While the embodiment has been described with reference to data provided from a store, it is of course generally applicable to data from any source at a suitable speed and may be used to reconstruct, for example, a TV picture from data transmitted via a transmission line. This allows a greatly reduced amount of data to be transmitted with consequent economies.

Claims (4)

Claims

1. A method of generating from input data, at a first frequency, output data at a second frequency, the method comprising supplying said data at the first frequency to at least two shift registers clocked at the second frequency and combining the signals at several outputs of the shift registers by means of a resistive network to form said output data.

2. A circuit for generating from input data, at a first frequency, output data at a second frequency, the circuit comprising means arranged in operation to supply said data at the first frequency to at least two shift registers having clock inputs, and an output line connected by means of a resistive network to at least several outputs of each shift register, whereby the data on said output line is at the second frequency determined by the shift register clock frequency.

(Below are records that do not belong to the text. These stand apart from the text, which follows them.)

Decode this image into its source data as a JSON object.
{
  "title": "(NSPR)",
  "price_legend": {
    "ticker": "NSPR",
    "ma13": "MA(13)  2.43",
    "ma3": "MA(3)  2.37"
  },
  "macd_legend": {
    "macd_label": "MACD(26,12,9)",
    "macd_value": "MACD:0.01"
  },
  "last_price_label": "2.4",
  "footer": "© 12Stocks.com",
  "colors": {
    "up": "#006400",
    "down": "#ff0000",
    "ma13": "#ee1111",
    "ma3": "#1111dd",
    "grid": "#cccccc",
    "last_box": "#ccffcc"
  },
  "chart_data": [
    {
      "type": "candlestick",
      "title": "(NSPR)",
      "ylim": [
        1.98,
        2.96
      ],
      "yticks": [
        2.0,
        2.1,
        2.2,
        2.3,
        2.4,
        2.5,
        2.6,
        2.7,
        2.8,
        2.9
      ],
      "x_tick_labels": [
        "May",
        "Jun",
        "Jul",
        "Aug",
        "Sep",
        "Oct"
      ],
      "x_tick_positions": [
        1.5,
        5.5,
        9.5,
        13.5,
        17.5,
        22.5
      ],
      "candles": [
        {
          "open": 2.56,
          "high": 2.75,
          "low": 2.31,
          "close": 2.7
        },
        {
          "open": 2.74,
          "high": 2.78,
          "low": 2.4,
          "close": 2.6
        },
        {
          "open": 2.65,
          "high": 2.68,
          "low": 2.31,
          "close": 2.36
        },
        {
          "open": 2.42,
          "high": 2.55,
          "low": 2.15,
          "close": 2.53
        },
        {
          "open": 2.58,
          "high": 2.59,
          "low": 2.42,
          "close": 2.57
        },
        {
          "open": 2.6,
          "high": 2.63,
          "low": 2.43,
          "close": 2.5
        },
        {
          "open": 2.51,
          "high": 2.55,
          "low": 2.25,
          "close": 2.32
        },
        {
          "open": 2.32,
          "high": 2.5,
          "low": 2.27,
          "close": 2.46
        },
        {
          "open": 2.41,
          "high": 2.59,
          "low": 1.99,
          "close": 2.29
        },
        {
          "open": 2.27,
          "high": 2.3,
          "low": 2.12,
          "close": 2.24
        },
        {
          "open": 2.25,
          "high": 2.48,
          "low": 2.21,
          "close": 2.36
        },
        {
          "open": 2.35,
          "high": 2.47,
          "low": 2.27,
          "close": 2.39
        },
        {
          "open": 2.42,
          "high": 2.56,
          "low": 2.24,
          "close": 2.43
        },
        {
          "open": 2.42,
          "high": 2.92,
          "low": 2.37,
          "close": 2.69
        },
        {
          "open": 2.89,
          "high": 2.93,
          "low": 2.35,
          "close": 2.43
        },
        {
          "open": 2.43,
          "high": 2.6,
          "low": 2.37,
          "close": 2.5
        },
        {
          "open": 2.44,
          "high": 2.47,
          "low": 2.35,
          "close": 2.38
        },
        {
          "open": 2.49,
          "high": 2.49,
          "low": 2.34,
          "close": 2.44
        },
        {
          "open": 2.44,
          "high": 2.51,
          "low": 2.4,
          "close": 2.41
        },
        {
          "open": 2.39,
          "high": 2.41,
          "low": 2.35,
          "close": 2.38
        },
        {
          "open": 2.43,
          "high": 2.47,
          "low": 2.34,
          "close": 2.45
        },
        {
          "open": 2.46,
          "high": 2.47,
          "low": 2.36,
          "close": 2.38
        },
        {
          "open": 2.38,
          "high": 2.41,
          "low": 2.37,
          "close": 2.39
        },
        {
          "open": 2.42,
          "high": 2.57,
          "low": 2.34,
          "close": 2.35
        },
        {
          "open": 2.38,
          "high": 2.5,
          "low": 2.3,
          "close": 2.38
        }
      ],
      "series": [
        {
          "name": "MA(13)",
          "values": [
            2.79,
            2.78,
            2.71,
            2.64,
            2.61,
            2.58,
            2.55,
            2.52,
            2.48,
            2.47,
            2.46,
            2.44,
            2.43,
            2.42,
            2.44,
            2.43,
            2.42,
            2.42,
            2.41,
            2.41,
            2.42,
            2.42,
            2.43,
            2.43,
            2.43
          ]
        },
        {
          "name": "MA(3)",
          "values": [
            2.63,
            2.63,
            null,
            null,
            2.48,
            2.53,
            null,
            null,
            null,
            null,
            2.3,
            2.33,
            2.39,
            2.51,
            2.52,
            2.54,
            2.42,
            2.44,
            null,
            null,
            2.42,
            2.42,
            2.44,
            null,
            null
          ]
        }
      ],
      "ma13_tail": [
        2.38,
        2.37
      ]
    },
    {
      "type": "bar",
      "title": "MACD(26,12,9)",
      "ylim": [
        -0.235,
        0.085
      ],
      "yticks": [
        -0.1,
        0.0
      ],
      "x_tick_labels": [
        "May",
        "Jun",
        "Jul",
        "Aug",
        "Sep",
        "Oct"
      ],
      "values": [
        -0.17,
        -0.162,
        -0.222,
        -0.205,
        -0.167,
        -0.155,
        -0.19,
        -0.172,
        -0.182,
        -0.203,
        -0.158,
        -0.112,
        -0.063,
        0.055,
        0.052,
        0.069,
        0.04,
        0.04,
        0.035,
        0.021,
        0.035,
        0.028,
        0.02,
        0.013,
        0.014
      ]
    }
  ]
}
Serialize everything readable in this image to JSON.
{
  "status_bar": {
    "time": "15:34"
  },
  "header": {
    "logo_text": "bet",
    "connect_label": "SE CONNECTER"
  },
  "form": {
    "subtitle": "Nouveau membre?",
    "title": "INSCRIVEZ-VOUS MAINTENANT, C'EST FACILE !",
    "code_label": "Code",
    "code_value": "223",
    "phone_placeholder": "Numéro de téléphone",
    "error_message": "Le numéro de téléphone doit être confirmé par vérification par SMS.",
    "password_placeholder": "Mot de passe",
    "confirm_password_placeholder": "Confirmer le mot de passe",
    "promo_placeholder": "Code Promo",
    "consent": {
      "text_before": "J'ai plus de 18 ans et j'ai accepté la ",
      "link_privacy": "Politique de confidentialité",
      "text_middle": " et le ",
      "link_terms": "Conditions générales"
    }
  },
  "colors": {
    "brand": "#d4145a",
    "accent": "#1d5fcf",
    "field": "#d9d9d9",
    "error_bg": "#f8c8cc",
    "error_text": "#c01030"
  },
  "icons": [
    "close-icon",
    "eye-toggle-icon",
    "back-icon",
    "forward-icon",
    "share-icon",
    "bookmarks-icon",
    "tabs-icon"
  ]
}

3. A method of generating video signals for the cells of a picture matrix from data signals supplied from a smaller number of cells in a memory, the method comprising gating, at a first frequency, data from at least two outputs of a memory into at least two respective shift registers, clocking said shift registers at a second frequency, and combining, by means of a resistive network, the output signals at several outputs of at least two of said shift registers into said video signals.

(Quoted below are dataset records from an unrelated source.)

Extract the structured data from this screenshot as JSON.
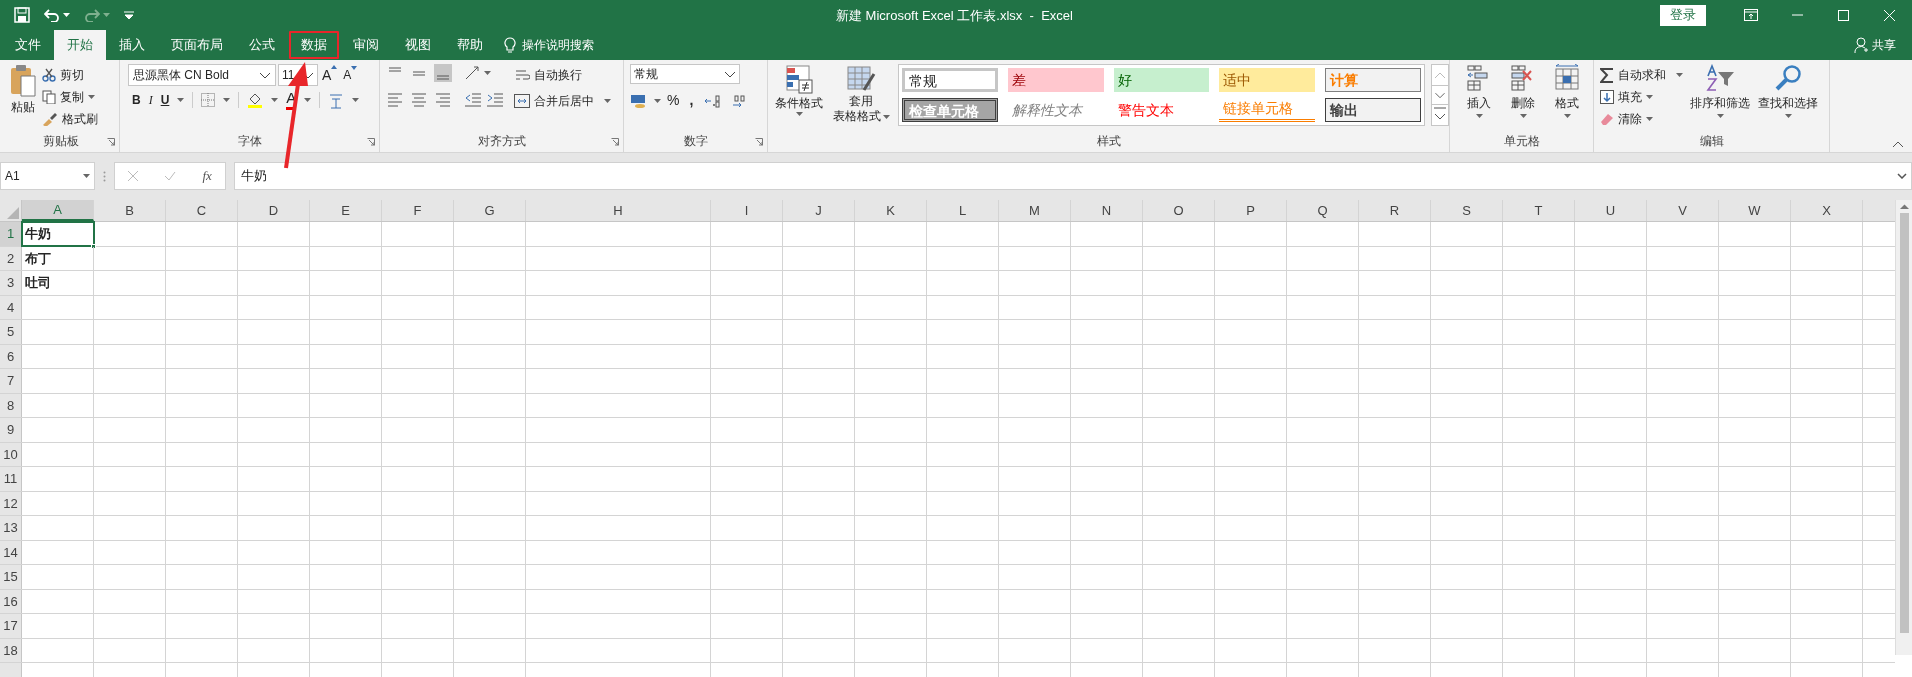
{
  "window": {
    "title": "新建 Microsoft Excel 工作表.xlsx  -  Excel",
    "sign_in": "登录"
  },
  "tabs": [
    {
      "label": "文件",
      "selected": false,
      "highlighted": false
    },
    {
      "label": "开始",
      "selected": true,
      "highlighted": false
    },
    {
      "label": "插入",
      "selected": false,
      "highlighted": false
    },
    {
      "label": "页面布局",
      "selected": false,
      "highlighted": false
    },
    {
      "label": "公式",
      "selected": false,
      "highlighted": false
    },
    {
      "label": "数据",
      "selected": false,
      "highlighted": true
    },
    {
      "label": "审阅",
      "selected": false,
      "highlighted": false
    },
    {
      "label": "视图",
      "selected": false,
      "highlighted": false
    },
    {
      "label": "帮助",
      "selected": false,
      "highlighted": false
    }
  ],
  "tell_me": "操作说明搜索",
  "share": "共享",
  "ribbon": {
    "clipboard": {
      "paste": "粘贴",
      "cut": "剪切",
      "copy": "复制",
      "format_painter": "格式刷",
      "label": "剪贴板"
    },
    "font": {
      "font_name": "思源黑体 CN Bold",
      "font_size": "11",
      "grow": "A",
      "shrink": "A",
      "bold": "B",
      "italic": "I",
      "underline": "U",
      "font_color": "A",
      "label": "字体"
    },
    "alignment": {
      "wrap_text": "自动换行",
      "merge_center": "合并后居中",
      "label": "对齐方式"
    },
    "number": {
      "format": "常规",
      "percent": "%",
      "comma": ",",
      "label": "数字"
    },
    "styles": {
      "conditional_formatting": "条件格式",
      "format_as_table": [
        "套用",
        "表格格式"
      ],
      "label": "样式",
      "cell_styles": [
        {
          "text": "常规",
          "kind": "normal"
        },
        {
          "text": "差",
          "kind": "bad"
        },
        {
          "text": "好",
          "kind": "good"
        },
        {
          "text": "适中",
          "kind": "neutral"
        },
        {
          "text": "计算",
          "kind": "calculation"
        },
        {
          "text": "检查单元格",
          "kind": "check"
        },
        {
          "text": "解释性文本",
          "kind": "explanatory"
        },
        {
          "text": "警告文本",
          "kind": "warning"
        },
        {
          "text": "链接单元格",
          "kind": "linked"
        },
        {
          "text": "输出",
          "kind": "output"
        }
      ]
    },
    "cells": {
      "items": [
        "插入",
        "删除",
        "格式"
      ],
      "label": "单元格"
    },
    "editing": {
      "autosum": "自动求和",
      "fill": "填充",
      "clear": "清除",
      "sort_filter": "排序和筛选",
      "find_select": "查找和选择",
      "label": "编辑"
    }
  },
  "formula_bar": {
    "name_box": "A1",
    "function_label": "fx",
    "value": "牛奶"
  },
  "grid": {
    "columns": [
      {
        "label": "A",
        "selected": true
      },
      {
        "label": "B",
        "selected": false
      },
      {
        "label": "C",
        "selected": false
      },
      {
        "label": "D",
        "selected": false
      },
      {
        "label": "E",
        "selected": false
      },
      {
        "label": "F",
        "selected": false
      },
      {
        "label": "G",
        "selected": false
      },
      {
        "label": "H",
        "selected": false
      },
      {
        "label": "I",
        "selected": false
      },
      {
        "label": "J",
        "selected": false
      },
      {
        "label": "K",
        "selected": false
      },
      {
        "label": "L",
        "selected": false
      },
      {
        "label": "M",
        "selected": false
      },
      {
        "label": "N",
        "selected": false
      },
      {
        "label": "O",
        "selected": false
      },
      {
        "label": "P",
        "selected": false
      },
      {
        "label": "Q",
        "selected": false
      },
      {
        "label": "R",
        "selected": false
      },
      {
        "label": "S",
        "selected": false
      },
      {
        "label": "T",
        "selected": false
      },
      {
        "label": "U",
        "selected": false
      },
      {
        "label": "V",
        "selected": false
      },
      {
        "label": "W",
        "selected": false
      },
      {
        "label": "X",
        "selected": false
      }
    ],
    "rows": [
      {
        "label": "1",
        "selected": true,
        "cells": [
          "牛奶"
        ]
      },
      {
        "label": "2",
        "selected": false,
        "cells": [
          "布丁"
        ]
      },
      {
        "label": "3",
        "selected": false,
        "cells": [
          "吐司"
        ]
      },
      {
        "label": "4",
        "selected": false
      },
      {
        "label": "5",
        "selected": false
      },
      {
        "label": "6",
        "selected": false
      },
      {
        "label": "7",
        "selected": false
      },
      {
        "label": "8",
        "selected": false
      },
      {
        "label": "9",
        "selected": false
      },
      {
        "label": "10",
        "selected": false
      },
      {
        "label": "11",
        "selected": false
      },
      {
        "label": "12",
        "selected": false
      },
      {
        "label": "13",
        "selected": false
      },
      {
        "label": "14",
        "selected": false
      },
      {
        "label": "15",
        "selected": false
      },
      {
        "label": "16",
        "selected": false
      },
      {
        "label": "17",
        "selected": false
      },
      {
        "label": "18",
        "selected": false
      }
    ]
  }
}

4. A circuit for generating video signals for the cells of a picture matrix from data signals supplied from a smaller number of cells in a memory, the circuit comprising at least first and second gates each having a clock input and a data input connectible with said memory, a respective shift register for each said gate and having a data input connected to the output of its respective gate, several outputs and a video clock input, and a resistive network connecting the outputs of at least two of the shift registers to a common output, whereby the video signals appearing at the common output at the frequency of the video clock comprise at least first and second signal trains each at the frequency of the memory clock and each consisting of a different combination of the data signals supplied to at least the first and second gates.